How to diagonalize a functor

Diagonalization is incredibly important in every field of mathematics. I am a representation theorist, so I will start by motivating the uses of diagonalization in representation theory. Then comes a brief introduction to categorical representation theory, which attempts to lift ideas about (linear transformations acting on vectors in a vector space) to (functors acting on objects in a category). This will be used to motivate and set expectations for a new construction: categorical diagonalization. Suppose you have an operator f whose minimal polynomial factors into linear terms, with distinct roots k0, k1, through kr. Then the projection pi to the (ki)-th eigenspace can be described as a polynomial in f, using a technique known as Lagrange interpolation. These idempotents equip the vector space with a decomposition into eigenspaces. We think of the process of finding a complete family of orthogonal idempotents {pi} as the diagonalization of f. Here is categorical diagonalization: given a functor F with some additional data (akin to the collection of scalars), we construct idempotent functors Pi. These can be used to equip the category with a filtration whose subquotients are eigencategories. This is all joint work with Matt Hogancamp.
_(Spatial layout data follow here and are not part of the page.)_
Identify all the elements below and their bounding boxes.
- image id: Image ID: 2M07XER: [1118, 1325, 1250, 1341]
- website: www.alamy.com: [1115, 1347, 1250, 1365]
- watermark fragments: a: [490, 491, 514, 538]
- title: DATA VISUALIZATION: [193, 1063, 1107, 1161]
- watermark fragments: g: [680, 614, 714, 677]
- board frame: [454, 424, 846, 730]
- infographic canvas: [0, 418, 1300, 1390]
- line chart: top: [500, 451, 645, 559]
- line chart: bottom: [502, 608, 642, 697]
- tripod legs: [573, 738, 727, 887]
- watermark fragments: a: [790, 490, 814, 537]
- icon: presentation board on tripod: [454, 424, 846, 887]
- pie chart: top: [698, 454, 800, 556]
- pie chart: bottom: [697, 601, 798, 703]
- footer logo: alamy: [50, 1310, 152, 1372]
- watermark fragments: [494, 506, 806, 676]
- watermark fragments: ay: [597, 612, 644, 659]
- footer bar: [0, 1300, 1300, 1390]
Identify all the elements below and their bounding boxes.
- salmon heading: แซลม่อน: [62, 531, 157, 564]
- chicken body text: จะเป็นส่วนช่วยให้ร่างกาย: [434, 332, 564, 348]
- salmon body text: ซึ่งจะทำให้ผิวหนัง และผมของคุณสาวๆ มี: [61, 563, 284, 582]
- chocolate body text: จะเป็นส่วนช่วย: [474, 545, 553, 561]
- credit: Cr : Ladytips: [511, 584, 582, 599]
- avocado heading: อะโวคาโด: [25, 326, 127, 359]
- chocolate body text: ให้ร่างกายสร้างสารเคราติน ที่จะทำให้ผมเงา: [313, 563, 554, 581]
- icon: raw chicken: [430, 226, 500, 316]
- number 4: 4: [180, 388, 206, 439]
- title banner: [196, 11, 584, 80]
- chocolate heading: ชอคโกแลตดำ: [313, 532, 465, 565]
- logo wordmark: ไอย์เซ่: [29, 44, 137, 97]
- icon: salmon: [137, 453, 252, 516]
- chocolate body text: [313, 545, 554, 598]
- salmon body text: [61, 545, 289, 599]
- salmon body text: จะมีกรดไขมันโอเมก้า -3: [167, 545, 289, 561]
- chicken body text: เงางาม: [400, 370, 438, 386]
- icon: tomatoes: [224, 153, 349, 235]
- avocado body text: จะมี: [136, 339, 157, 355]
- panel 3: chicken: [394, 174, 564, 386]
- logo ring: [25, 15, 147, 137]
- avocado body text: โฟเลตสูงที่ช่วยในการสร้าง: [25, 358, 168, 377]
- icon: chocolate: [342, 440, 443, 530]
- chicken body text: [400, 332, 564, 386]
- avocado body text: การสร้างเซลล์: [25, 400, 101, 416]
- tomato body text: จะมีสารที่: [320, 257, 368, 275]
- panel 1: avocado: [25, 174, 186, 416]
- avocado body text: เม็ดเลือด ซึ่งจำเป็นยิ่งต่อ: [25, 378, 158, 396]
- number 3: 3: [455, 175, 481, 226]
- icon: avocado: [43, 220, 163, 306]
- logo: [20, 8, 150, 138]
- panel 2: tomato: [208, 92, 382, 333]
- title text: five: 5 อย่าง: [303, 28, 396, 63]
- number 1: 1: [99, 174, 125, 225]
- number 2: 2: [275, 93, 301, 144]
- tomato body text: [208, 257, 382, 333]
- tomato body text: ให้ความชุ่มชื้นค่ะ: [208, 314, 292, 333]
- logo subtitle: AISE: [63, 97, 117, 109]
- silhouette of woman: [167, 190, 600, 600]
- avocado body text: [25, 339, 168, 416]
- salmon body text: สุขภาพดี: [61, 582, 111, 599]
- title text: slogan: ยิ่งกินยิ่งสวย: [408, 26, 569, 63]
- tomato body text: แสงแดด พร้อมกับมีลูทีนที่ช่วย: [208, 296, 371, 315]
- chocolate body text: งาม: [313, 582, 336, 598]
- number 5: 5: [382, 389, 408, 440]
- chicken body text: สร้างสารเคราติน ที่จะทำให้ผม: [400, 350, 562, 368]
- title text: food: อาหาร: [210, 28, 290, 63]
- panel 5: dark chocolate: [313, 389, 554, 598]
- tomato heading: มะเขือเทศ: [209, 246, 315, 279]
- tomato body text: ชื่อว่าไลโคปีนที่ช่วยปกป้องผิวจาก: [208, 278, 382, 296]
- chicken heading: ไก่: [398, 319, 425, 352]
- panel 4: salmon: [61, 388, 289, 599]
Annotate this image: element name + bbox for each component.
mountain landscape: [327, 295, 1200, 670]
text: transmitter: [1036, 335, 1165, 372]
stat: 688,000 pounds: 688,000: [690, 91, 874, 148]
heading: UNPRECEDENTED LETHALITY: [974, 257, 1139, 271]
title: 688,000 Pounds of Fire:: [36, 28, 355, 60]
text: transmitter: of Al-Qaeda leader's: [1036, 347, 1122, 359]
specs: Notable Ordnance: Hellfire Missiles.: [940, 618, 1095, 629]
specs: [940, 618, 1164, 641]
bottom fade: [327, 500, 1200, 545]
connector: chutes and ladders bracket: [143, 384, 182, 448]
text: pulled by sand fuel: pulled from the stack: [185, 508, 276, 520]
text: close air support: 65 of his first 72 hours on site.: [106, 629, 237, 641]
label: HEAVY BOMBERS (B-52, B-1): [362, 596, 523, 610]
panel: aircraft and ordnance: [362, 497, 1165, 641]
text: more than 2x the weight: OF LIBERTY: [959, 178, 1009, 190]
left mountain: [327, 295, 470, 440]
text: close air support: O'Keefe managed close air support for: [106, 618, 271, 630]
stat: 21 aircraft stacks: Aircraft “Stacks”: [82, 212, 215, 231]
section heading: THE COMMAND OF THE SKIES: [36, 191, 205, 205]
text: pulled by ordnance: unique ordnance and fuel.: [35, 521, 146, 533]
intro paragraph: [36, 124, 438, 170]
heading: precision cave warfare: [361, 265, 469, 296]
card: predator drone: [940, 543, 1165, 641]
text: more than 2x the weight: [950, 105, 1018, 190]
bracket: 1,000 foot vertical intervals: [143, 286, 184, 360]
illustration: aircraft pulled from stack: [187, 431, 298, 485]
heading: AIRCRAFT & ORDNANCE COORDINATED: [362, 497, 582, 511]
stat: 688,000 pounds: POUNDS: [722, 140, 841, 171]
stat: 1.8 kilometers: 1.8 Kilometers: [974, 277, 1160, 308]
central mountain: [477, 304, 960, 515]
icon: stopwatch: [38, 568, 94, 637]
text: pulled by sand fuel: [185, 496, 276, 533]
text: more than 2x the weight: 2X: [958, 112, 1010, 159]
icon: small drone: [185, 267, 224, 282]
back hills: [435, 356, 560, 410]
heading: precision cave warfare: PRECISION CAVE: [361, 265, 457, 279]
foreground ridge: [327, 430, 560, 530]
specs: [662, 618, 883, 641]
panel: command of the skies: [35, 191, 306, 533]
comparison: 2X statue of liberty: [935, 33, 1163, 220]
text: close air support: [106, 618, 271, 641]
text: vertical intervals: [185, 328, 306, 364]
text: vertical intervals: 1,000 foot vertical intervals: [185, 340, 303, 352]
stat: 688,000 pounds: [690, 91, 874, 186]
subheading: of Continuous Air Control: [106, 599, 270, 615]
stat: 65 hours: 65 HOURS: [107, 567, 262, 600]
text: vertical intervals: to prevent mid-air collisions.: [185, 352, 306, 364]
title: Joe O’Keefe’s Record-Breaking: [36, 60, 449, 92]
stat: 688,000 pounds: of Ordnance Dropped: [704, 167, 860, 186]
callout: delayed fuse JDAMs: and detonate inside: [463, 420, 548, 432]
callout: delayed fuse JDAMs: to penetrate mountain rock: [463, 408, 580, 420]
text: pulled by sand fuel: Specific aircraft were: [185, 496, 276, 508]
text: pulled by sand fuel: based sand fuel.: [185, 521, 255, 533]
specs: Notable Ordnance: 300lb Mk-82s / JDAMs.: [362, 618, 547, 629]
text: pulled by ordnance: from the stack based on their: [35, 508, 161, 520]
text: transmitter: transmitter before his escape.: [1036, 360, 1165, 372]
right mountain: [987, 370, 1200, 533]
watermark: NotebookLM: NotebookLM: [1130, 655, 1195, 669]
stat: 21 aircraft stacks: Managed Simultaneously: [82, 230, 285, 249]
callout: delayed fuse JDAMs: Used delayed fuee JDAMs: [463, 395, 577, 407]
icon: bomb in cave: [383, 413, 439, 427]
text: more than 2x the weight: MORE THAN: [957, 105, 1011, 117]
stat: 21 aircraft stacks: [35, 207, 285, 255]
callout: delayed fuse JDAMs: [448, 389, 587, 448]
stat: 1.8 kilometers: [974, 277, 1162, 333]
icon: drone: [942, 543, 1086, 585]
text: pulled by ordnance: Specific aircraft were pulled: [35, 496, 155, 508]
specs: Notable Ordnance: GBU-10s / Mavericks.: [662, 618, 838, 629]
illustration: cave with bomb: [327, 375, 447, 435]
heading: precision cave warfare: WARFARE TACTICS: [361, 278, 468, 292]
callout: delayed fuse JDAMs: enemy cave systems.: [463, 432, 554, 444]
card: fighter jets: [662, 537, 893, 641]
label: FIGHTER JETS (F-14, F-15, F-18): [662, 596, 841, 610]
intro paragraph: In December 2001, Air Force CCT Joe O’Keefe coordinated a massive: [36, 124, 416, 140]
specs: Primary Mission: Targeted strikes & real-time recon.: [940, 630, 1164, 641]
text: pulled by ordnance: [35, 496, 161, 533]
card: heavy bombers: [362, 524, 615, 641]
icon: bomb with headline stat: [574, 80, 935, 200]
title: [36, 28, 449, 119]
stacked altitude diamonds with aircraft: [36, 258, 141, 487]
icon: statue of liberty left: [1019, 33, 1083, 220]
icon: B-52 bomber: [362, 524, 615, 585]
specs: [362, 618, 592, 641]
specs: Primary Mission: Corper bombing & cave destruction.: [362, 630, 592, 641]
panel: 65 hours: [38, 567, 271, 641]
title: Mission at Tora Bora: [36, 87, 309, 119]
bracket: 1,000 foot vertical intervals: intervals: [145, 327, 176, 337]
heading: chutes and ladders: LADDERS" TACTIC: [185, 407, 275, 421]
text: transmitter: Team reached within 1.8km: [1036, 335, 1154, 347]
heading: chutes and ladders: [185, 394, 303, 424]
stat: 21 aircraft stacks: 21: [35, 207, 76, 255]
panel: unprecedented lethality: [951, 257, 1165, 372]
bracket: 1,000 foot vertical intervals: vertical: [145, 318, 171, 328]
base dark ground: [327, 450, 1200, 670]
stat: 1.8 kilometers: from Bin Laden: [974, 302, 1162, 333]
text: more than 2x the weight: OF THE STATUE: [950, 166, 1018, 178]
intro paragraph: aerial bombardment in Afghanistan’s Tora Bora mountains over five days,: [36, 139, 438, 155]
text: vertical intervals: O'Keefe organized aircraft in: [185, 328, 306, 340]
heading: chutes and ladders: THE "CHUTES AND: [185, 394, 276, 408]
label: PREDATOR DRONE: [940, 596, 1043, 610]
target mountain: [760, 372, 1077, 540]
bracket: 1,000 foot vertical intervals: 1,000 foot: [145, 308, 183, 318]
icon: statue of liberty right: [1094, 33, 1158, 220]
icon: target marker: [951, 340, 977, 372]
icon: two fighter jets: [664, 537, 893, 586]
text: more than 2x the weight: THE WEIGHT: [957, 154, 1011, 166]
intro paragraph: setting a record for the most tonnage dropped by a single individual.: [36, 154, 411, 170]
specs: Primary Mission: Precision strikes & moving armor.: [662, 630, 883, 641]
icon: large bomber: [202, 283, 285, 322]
The goal of this talk is not to explain all the details of this construction, but to outline a lot of the key ideas, and give the flavor of the field. We will follow a running example involving modules over the group algebra A of the group of size 2, that is A=Z[x]/(x2−1). If you know what a short exact sequence of A-modules is, you should have all the needed prerequisites for this talk. It also helps to know what a complex of A-modules is, and a homotopy equivalence of such complexes. (If you know about coherent sheaves on projective space, then you'll have a lot of fun ignoring my lecture and thinking about how to diagonalize O(1); this is one topic in a beautiful paper by Gorsky-Negut-Rasmussen.)